Depuis 1995, les multiples luttes, notamment celle de novembre/décembre 1995, ont permis de maintenir les lignes « affluentes » qui étaient vouées à la fermeture. Aujourd’hui, elles sont à nouveau menacées par manque d’investissements, manque d’entretien et suppressions d’emplois. Ainsi sur la région, au-delà des lignes Clermont-Ferrand / Nîmes et Clermont-Ferrand / Béziers, d’autres sont menacées. Ainsi Alès-Bessèges qui voit 2/3 de la ligne avec des ralentissements à 40 Km/h est fortement concurrencée par la route et à terme risque de fermer si des travaux ne sont pas entrepris rapidement. Carcassonne-Quillan est aussi en danger car la SNCF ne souhaiterait exploiter que la partie Limoux-Carcassonne.

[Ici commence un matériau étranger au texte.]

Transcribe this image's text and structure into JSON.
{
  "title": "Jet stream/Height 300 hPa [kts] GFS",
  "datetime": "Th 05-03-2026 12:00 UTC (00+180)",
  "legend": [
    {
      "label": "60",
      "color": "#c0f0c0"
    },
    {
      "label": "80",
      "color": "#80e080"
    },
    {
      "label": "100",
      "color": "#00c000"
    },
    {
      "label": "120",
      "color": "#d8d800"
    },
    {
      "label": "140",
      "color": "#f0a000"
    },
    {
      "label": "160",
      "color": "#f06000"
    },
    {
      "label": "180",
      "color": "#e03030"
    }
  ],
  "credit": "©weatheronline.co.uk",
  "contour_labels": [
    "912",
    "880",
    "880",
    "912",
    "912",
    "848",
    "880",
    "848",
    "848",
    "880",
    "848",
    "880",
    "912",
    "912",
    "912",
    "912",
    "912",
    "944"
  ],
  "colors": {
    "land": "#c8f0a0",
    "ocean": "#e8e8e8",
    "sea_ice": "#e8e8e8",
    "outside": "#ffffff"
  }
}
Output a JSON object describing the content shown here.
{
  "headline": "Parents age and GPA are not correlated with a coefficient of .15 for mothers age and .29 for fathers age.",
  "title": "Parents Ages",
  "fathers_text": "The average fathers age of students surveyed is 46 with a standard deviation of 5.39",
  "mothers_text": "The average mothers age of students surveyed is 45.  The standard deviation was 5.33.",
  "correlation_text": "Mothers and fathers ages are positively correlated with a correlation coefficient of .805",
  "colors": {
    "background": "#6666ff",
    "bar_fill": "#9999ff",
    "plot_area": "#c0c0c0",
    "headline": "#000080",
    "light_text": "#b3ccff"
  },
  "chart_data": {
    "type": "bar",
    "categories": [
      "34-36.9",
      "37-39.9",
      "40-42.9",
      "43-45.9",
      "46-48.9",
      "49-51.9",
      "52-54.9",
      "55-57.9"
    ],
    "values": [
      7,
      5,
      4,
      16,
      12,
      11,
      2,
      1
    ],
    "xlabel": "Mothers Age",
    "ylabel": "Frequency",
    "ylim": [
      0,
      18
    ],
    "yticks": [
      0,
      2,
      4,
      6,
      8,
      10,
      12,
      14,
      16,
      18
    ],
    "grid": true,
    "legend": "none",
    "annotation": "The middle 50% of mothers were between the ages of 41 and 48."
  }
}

La ligne du Train Jaune Villefranche / La Tour de Carol est aussi dans le collimateur, certains voulant en faire une ligne touristique.
Afin d’exiger que SNCF, RFF et l’Etat assument leurs responsabilités pour entretenir, moderniser ces lignes et obtenir des financements, les cheminots doivent se mobiliser avec les usagers.

Au 1er mars 2011 c’est la ligne Béziers / Clermont-Ferrand qui est attaquée.

Au mois de décembre 2011, ce sera le tour de la ligne Nîmes/Clermont-Ferrand.

Sans réactions de notre part, les autres lignes suivront très rapidement. Pour combattre ces projets, les Secteurs Fédéraux CGT de Montpellier et Clermont-Ferrand organisent un rassemblement :

VENDREDI 25 FÉVRIER 2011 EN GARE DE NEUSSARGUES à 11 H 30

Didier LE RESTE interviendra au nom de la Fédération CGT des Cheminots. Ce rassemblement sera suivi d’un casse-croûte revendicatif.
Afin de stopper la casse de notre outil de travail, maintenir et developper le service public, la CGT appelle les cheminots et les usagers à participer en masse à ce rassemblement.

PLUS NOMBREUX, PLUS FORTS, PLUS EFFICACES, NOUS NE LACHERONS RIEN!